B4D offers a significant opportunity and practical focus for business, civil society and governments to collaborate in poverty alleviation at a local level, using universal and globally acceptable concepts. Inclusive business approaches play to the strengths of good business, respond to the uncertain global economic situation, and enable companies to leverage financial value and development gain simultaneously.  

 

However, there are undoubted risks for all involved, both in terms of the speed of take-up of inclusive business itself, and the implementation of these proposals. Inclusive business is unproven in the long-term, at least in terms of publicly recorded profitability for a host company, but it is under-pinned by a sound economic and social case. 

 

 For society, inclusive business does more than alleviate poverty through increased employment and access to income.
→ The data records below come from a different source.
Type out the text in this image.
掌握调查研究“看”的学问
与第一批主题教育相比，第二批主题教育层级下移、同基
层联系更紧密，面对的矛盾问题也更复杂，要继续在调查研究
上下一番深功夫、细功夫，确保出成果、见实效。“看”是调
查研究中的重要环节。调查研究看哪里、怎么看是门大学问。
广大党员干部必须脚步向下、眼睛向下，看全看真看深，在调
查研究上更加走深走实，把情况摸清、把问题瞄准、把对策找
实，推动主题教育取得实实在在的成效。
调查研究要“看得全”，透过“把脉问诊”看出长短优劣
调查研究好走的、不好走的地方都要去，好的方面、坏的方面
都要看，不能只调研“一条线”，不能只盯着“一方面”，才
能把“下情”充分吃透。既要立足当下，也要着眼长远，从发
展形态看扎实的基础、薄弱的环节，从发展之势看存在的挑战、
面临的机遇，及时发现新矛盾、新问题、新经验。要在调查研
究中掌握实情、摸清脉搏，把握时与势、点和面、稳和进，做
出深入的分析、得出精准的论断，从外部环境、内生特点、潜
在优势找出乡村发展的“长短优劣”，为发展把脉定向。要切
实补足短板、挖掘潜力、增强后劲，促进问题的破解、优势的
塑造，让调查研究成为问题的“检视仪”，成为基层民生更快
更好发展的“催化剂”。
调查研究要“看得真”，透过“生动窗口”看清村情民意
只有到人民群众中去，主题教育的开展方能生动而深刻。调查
The process:

 

 ·      bestows dignity and self-worth on individuals and families through sustainable livelihoods,

·      transforms people from passive subjects to pro-active, economically engaged citizens with expanded social networks and work values, thus increasing institutional capital (governance); and,

·      enables technology, skills and knowledge to be transferred throughout the system by involving previously poor communities in a value chain. 

 

The potential benefits to SADC governments of embracing inclusive business are high, and may include increased tax revenues and employment, enhanced competitiveness and development, and reduction of the welfare burden. In turn, this enables the state to spend its resources on development and infrastructure projects that might otherwise be shelved as luxuries in the face of wide-spread poverty. 

 

 However, in addition to the institutional challenges presented by financial and legislative systems, and uncertain property and land rights, further challenges to promoting inclusive business in SADC are:  

 

·      difficulties of in-depth market research in poor communities to identify a profitable niche, 

·      Research and Development (R&D) costs of developing new and appropriate products for the poor,

·      providing the training and technology required to raise the skills base,

·      the danger of unrealistic expectations from communities and other role-players,

·      ensuring high quality, consistent and dependable goods and services from suppliers, and

·      poor levels of infrastructure for servicing disadvantaged communities.  

 

SADC, as an institution, and its networks, can play a major role in realising the potential of inclusive business by developing an enabling environment.  Also, an important way to overcome these challenges is to mobilise current practioners, multi-national market leaders and business organisations as champions of inclusive business and drivers of the B4D project.